Selection is in the hands of more than 30 undergraduate colleges, which vary considerably in their atmosphere and student mix.
Weighing up the colleges’ academic strengths and social vibe is essential for applicants hoping to give themselves the best chance of winning a place and finding an environment where they can thrive. Most colleges offer accommodation for undergraduates for at least two of their three years at Oxford.
Applicants can make an open application but express a college preference. Picking a college is especially important for arts and social science students, whose tuition is based in-college. Science and technology subjects are mainly taught in central facilities.
There are written admissions tests for certain subjects and interviews for all shortlisted candidates. Applicants may be asked to submit samples of work. Some courses now demand two A* grades and another A at A-level, but many still require just one A* and two A grades or equivalent, because Oxford places huge trust in its testing and interviewing process in identifying students most likely to succeed.

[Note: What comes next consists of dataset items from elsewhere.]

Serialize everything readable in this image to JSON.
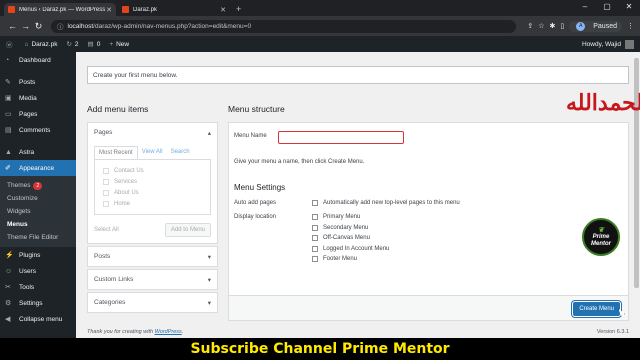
{
  "browser": {
    "tabs": [
      {
        "title": "Menus ‹ Daraz.pk — WordPress",
        "active": true
      },
      {
        "title": "Daraz.pk",
        "active": false
      }
    ],
    "url_host": "localhost",
    "url_path": "/daraz/wp-admin/nav-menus.php?action=edit&menu=0",
    "profile_initial": "A",
    "profile_status": "Paused"
  },
  "adminbar": {
    "site": "Daraz.pk",
    "updates": "2",
    "comments": "0",
    "new": "New",
    "howdy": "Howdy, Wajid"
  },
  "sidebar": {
    "items": [
      {
        "label": "Dashboard",
        "icon": "dashboard-icon"
      },
      {
        "label": "Posts",
        "icon": "pin-icon"
      },
      {
        "label": "Media",
        "icon": "media-icon"
      },
      {
        "label": "Pages",
        "icon": "page-icon"
      },
      {
        "label": "Comments",
        "icon": "comment-icon"
      },
      {
        "label": "Astra",
        "icon": "astra-icon"
      },
      {
        "label": "Appearance",
        "icon": "brush-icon"
      }
    ],
    "submenu": [
      {
        "label": "Themes",
        "badge": "2"
      },
      {
        "label": "Customize"
      },
      {
        "label": "Widgets"
      },
      {
        "label": "Menus"
      },
      {
        "label": "Theme File Editor"
      }
    ],
    "bottom": [
      {
        "label": "Plugins",
        "icon": "plugin-icon"
      },
      {
        "label": "Users",
        "icon": "users-icon"
      },
      {
        "label": "Tools",
        "icon": "tools-icon"
      },
      {
        "label": "Settings",
        "icon": "settings-icon"
      },
      {
        "label": "Collapse menu",
        "icon": "collapse-icon"
      }
    ]
  },
  "notice": "Create your first menu below.",
  "add_items": {
    "title": "Add menu items",
    "pages_title": "Pages",
    "tabs": [
      "Most Recent",
      "View All",
      "Search"
    ],
    "pages": [
      "Contact Us",
      "Services",
      "About Us",
      "Home"
    ],
    "select_all": "Select All",
    "add_button": "Add to Menu",
    "sections": [
      "Posts",
      "Custom Links",
      "Categories"
    ]
  },
  "structure": {
    "title": "Menu structure",
    "menu_name_label": "Menu Name",
    "menu_name_value": "",
    "hint": "Give your menu a name, then click Create Menu.",
    "settings_title": "Menu Settings",
    "auto_add_label": "Auto add pages",
    "auto_add_option": "Automatically add new top-level pages to this menu",
    "display_label": "Display location",
    "locations": [
      "Primary Menu",
      "Secondary Menu",
      "Off-Canvas Menu",
      "Logged In Account Menu",
      "Footer Menu"
    ],
    "create_button": "Create Menu"
  },
  "footer": {
    "thanks": "Thank you for creating with",
    "link": "WordPress",
    "suffix": ".",
    "version": "Version 6.3.1"
  },
  "overlay": {
    "arabic": "الحمدالله",
    "logo_line1": "Prime",
    "logo_line2": "Mentor",
    "banner": "Subscribe Channel Prime Mentor"
  },
  "colors": {
    "accent": "#2271b1",
    "admin_dark": "#1d2327",
    "error_border": "#d63638",
    "banner_text": "#ffea00"
  }
}
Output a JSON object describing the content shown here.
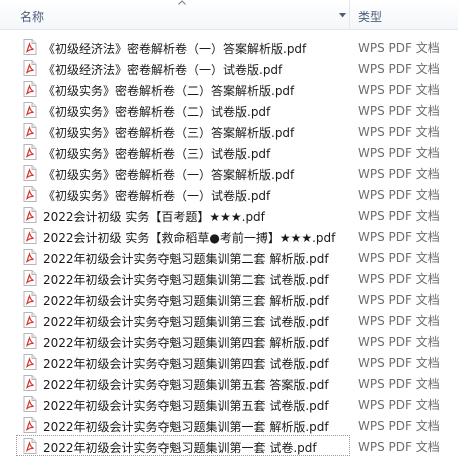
{
  "header": {
    "name_label": "名称",
    "type_label": "类型"
  },
  "files": [
    {
      "name": "《初级经济法》密卷解析卷（一）答案解析版.pdf",
      "type": "WPS PDF 文档"
    },
    {
      "name": "《初级经济法》密卷解析卷（一）试卷版.pdf",
      "type": "WPS PDF 文档"
    },
    {
      "name": "《初级实务》密卷解析卷（二）答案解析版.pdf",
      "type": "WPS PDF 文档"
    },
    {
      "name": "《初级实务》密卷解析卷（二）试卷版.pdf",
      "type": "WPS PDF 文档"
    },
    {
      "name": "《初级实务》密卷解析卷（三）答案解析版.pdf",
      "type": "WPS PDF 文档"
    },
    {
      "name": "《初级实务》密卷解析卷（三）试卷版.pdf",
      "type": "WPS PDF 文档"
    },
    {
      "name": "《初级实务》密卷解析卷（一）答案解析版.pdf",
      "type": "WPS PDF 文档"
    },
    {
      "name": "《初级实务》密卷解析卷（一）试卷版.pdf",
      "type": "WPS PDF 文档"
    },
    {
      "name": "2022会计初级 实务【百考题】★★★.pdf",
      "type": "WPS PDF 文档"
    },
    {
      "name": "2022会计初级 实务【救命稻草●考前一搏】★★★.pdf",
      "type": "WPS PDF 文档"
    },
    {
      "name": "2022年初级会计实务夺魁习题集训第二套 解析版.pdf",
      "type": "WPS PDF 文档"
    },
    {
      "name": "2022年初级会计实务夺魁习题集训第二套 试卷版.pdf",
      "type": "WPS PDF 文档"
    },
    {
      "name": "2022年初级会计实务夺魁习题集训第三套 解析版.pdf",
      "type": "WPS PDF 文档"
    },
    {
      "name": "2022年初级会计实务夺魁习题集训第三套 试卷版.pdf",
      "type": "WPS PDF 文档"
    },
    {
      "name": "2022年初级会计实务夺魁习题集训第四套 解析版.pdf",
      "type": "WPS PDF 文档"
    },
    {
      "name": "2022年初级会计实务夺魁习题集训第四套 试卷版.pdf",
      "type": "WPS PDF 文档"
    },
    {
      "name": "2022年初级会计实务夺魁习题集训第五套 答案版.pdf",
      "type": "WPS PDF 文档"
    },
    {
      "name": "2022年初级会计实务夺魁习题集训第五套 试卷版.pdf",
      "type": "WPS PDF 文档"
    },
    {
      "name": "2022年初级会计实务夺魁习题集训第一套 解析版.pdf",
      "type": "WPS PDF 文档"
    },
    {
      "name": "2022年初级会计实务夺魁习题集训第一套 试卷.pdf",
      "type": "WPS PDF 文档"
    }
  ],
  "colors": {
    "header_text": "#4c607a",
    "pdf_icon": "#d9332b",
    "type_text": "#6d6d6d"
  },
  "icons": {
    "file_icon": "pdf-file-icon",
    "sort_indicator": "sort-up-arrow-icon",
    "column_menu": "chevron-down-icon"
  }
}
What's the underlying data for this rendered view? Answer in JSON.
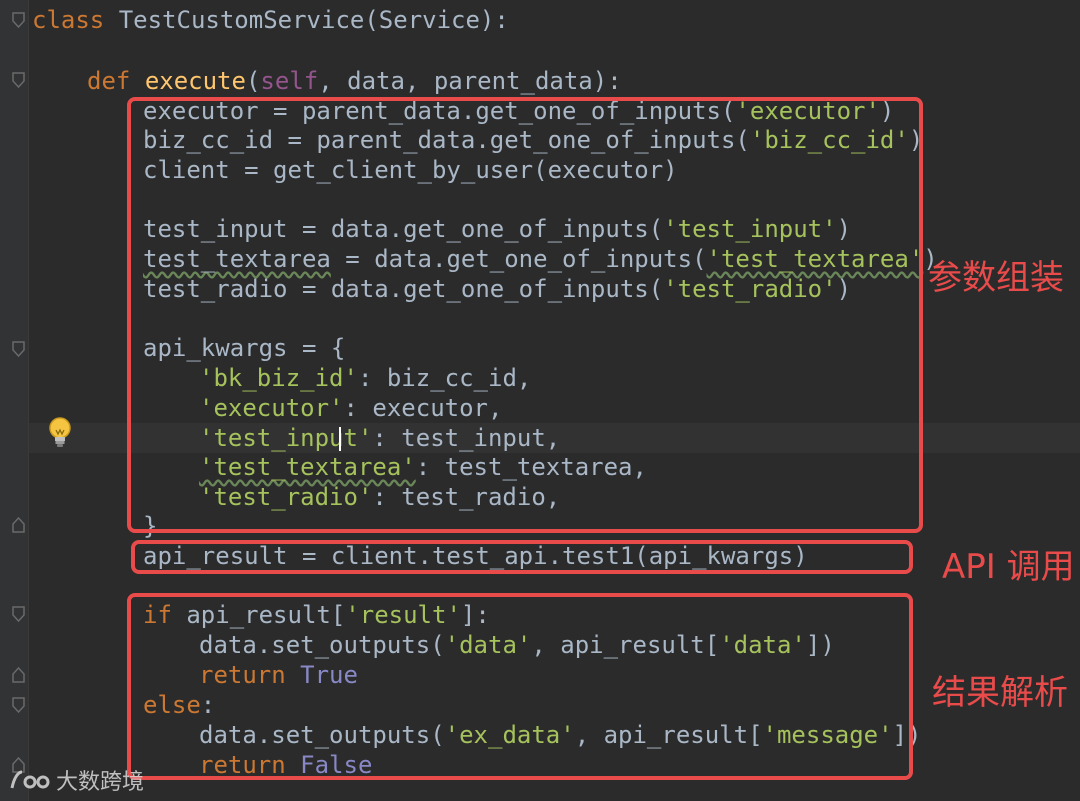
{
  "editor": {
    "class_kw": "class",
    "class_decl": "TestCustomService(Service):",
    "def_kw": "def",
    "def_name": "execute",
    "def_open": "(",
    "def_self": "self",
    "def_params": ", data, parent_data):",
    "line_executor_a": "executor = parent_data.get_one_of_inputs(",
    "line_executor_s": "'executor'",
    "line_executor_c": ")",
    "line_biz_a": "biz_cc_id = parent_data.get_one_of_inputs(",
    "line_biz_s": "'biz_cc_id'",
    "line_biz_c": ")",
    "line_client": "client = get_client_by_user(executor)",
    "line_ti_a": "test_input = data.get_one_of_inputs(",
    "line_ti_s": "'test_input'",
    "line_ti_c": ")",
    "line_tt_name": "test_textarea",
    "line_tt_a": " = data.get_one_of_inputs(",
    "line_tt_s": "'test_textarea'",
    "line_tt_c": ")",
    "line_tr_a": "test_radio = data.get_one_of_inputs(",
    "line_tr_s": "'test_radio'",
    "line_tr_c": ")",
    "line_kwargs": "api_kwargs = {",
    "kv1_k": "'bk_biz_id'",
    "kv1_v": ": biz_cc_id,",
    "kv2_k": "'executor'",
    "kv2_v": ": executor,",
    "kv3_k": "'test_input'",
    "kv3_v": ": test_input,",
    "kv4_k": "'test_textarea'",
    "kv4_v": ": test_textarea,",
    "kv5_k": "'test_radio'",
    "kv5_v": ": test_radio,",
    "line_close": "}",
    "line_result": "api_result = client.test_api.test1(api_kwargs)",
    "if_kw": "if",
    "if_a": " api_result[",
    "if_s": "'result'",
    "if_c": "]:",
    "so1_a": "data.set_outputs(",
    "so1_s1": "'data'",
    "so1_b": ", api_result[",
    "so1_s2": "'data'",
    "so1_c": "])",
    "ret_kw": "return",
    "true_val": " True",
    "else_kw": "else",
    "else_c": ":",
    "so2_a": "data.set_outputs(",
    "so2_s1": "'ex_data'",
    "so2_b": ", api_result[",
    "so2_s2": "'message'",
    "so2_c": "])",
    "false_val": " False"
  },
  "annotations": {
    "param_assembly": "参数组装",
    "api_call": "API 调用",
    "result_parse": "结果解析"
  },
  "watermark": {
    "text": "大数跨境",
    "icon": "brand-logo-icon"
  },
  "icons": {
    "bulb": "lightbulb-icon",
    "fold": "fold-marker-icon"
  },
  "colors": {
    "background": "#2b2b2b",
    "keyword": "#cc7832",
    "function": "#ffc66d",
    "string": "#a5c25c",
    "annotation": "#e94b4b",
    "self": "#94558d",
    "constant": "#8888c6"
  }
}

One prize at the end of an Oxford degree is fine job prospects: Oxford is fourth in our analysis of the latest Graduate Outcomes survey, recording how many students have found highly skilled work or returned to study 15 months later.
Oxford has fallen two places year-on-year to be listed fourth in the 2023 QS World University Rankings, relinquishing the honour of being Britain’s highest-ranked university to Cambridge, which is second.
Only eight weeks long, terms are intensive. Students rise to the challenge and pack plenty in, helped by high-class sports facilities at collegiate and university level. The Iffley Road sports complex (where Sir Roger Bannister ran the first sub-four-minute mile, in 1954) has a new gym and sports hall. Student-centric nightlife in town and active JCRs (junior common rooms) provide much of the entertainment.